Q: Where did you grow up and what is your background with horses?

A: I was born in Manhattan, New York City and moved to Fort Lauderdale, Florida when I was eight years old. My dad grew up loving horses. When I was two, he bought a horse and we traveled to the Pocono Mountains every weekend to ride. My first experience riding horses was riding double with my Dad every weekend through cornfields.

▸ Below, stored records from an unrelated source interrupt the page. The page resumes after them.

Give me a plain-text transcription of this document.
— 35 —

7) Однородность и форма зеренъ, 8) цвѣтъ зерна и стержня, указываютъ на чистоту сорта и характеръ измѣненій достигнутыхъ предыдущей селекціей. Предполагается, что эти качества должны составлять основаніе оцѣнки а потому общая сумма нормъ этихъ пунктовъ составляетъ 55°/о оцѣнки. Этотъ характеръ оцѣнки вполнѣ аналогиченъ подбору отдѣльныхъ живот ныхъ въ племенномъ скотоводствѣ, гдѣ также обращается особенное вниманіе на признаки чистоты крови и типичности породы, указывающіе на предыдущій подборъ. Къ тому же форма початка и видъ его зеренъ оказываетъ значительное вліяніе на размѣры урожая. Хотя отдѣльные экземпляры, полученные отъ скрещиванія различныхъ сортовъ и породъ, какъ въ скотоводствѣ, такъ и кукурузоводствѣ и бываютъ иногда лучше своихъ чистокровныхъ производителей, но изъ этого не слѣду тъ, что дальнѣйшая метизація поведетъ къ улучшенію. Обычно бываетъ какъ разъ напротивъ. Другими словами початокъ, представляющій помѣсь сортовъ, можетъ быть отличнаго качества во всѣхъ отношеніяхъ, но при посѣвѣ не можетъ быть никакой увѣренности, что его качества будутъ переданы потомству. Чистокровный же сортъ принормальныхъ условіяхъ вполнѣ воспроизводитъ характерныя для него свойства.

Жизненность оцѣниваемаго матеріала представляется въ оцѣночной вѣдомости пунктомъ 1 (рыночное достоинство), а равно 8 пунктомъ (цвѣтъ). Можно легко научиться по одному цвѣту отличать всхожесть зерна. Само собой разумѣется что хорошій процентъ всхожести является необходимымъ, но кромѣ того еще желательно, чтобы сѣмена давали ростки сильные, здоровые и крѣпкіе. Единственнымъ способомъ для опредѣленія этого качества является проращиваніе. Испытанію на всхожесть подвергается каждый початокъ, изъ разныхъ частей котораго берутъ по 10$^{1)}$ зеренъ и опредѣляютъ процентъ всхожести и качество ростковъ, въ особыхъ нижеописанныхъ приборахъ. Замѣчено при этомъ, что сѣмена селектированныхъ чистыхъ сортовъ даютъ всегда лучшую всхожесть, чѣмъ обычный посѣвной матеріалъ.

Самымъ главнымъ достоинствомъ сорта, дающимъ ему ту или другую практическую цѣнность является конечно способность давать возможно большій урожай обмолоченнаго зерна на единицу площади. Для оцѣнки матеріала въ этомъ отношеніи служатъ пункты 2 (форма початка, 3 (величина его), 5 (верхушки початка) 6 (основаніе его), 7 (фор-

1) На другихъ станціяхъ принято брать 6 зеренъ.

When we moved to Florida, I was lucky to get my first pony and I was totally hooked on horses.

Q: When and why did you decide that you wanted to become a veterinarian?

A: Through local 4H programs as a child, I had the experience of touring an equine surgical/ rehab facility and knew that was exactly what I wanted to do as my career.

Q: What is your specialty/main focus as a vet?

A: I wouldn’t say I have a main focus, I do everything from sports medicine and lameness exams to reproduction; however, no dental work!

Q: When did you join PBEC and what do you like about working there?

A: I joined PBEC in June, 2005. I love the fact that we have a team of veterinarians to work with and consult on difficult cases.

Q: What is some advice that you would give someone who wants to become an equine vet?

A: Be prepared that large animal veterinary careers are not only a profession, but a lifestyle.

Q: What are some of your other hobbies or interests?

A: Spending time with my husband, animals and I am expecting a baby in November, 2015! We love to travel to visit family as well.

Q: What do you love about your job? 

A: I love being able to work outside with horses all day instead of sitting at a desk.

Q: What is one of the most interesting cases you have worked on?

A: The most interesting case I have worked on was a pericardial effusion. I performed a pericardio centesis, which involves placing a drain within the sac around the heart to drain excess fluid and relieve pressure.